There has long been a synergy for some scientific instruments, such as gamma-ray spectrometers, for applications in outer space exploration and back on Earth for homeland security applications, such as to detect nuclear materials.
“The technologies that we’re developing have a wide range of applications on Earth and in space,” Burks said. “What we develop for basic research also allows us to do important national security applications. In turn, the national security advances we achieve help us further our basic research.”
Officially known as 16 Psyche (the number designates the order in which it was discovered), the asteroid was first found in 1852 by an Italian astronomer. Some 130 miles (or 210 kilometers) in diameter, it is one of the 10 most massive asteroids in the asteroid belt.
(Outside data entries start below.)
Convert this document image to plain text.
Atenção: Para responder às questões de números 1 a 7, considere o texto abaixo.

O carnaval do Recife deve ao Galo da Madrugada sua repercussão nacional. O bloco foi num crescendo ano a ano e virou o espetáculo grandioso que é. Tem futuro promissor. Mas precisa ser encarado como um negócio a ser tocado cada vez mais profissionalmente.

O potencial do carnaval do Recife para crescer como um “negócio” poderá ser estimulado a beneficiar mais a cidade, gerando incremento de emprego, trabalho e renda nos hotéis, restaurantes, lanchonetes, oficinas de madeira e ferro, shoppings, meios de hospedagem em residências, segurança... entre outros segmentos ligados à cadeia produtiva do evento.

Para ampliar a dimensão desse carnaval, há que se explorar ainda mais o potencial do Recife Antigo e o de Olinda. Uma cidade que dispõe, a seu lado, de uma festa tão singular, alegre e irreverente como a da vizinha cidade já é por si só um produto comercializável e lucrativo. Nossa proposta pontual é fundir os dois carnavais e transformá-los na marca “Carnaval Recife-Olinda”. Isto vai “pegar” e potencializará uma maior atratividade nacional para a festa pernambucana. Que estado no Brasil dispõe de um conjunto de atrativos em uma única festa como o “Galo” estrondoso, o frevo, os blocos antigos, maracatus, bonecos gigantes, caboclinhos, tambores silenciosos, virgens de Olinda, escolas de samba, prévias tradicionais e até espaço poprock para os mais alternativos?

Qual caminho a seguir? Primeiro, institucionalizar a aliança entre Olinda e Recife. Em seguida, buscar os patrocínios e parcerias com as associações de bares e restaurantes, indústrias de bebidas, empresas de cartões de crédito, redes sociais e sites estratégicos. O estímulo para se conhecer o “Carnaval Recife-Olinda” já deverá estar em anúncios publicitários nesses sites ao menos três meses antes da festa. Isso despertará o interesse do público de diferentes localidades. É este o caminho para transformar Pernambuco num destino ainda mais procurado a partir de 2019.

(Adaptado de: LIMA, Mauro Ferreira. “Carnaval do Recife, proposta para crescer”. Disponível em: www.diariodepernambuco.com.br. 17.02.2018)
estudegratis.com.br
The Psyche visit is one of two asteroid missions that NASA announced in January; it is funded through NASA’s Discovery Program. Under the second mission, another robotic spacecraft, dubbed Lucy, will explore six Jupiter Trojan asteroids that are fossils of planet formation and could supply important clues to the earliest history of the solar system.
The aim of NASA’s Discovery Program (link is external) is to improve our understanding of the solar system by exploring planets, moons and other bodies. Discovery class missions are managed for NASA’s Planetary Science Division by the Planetary Missions Program Office at Marshall Space Flight Center in Huntsville, Alabama.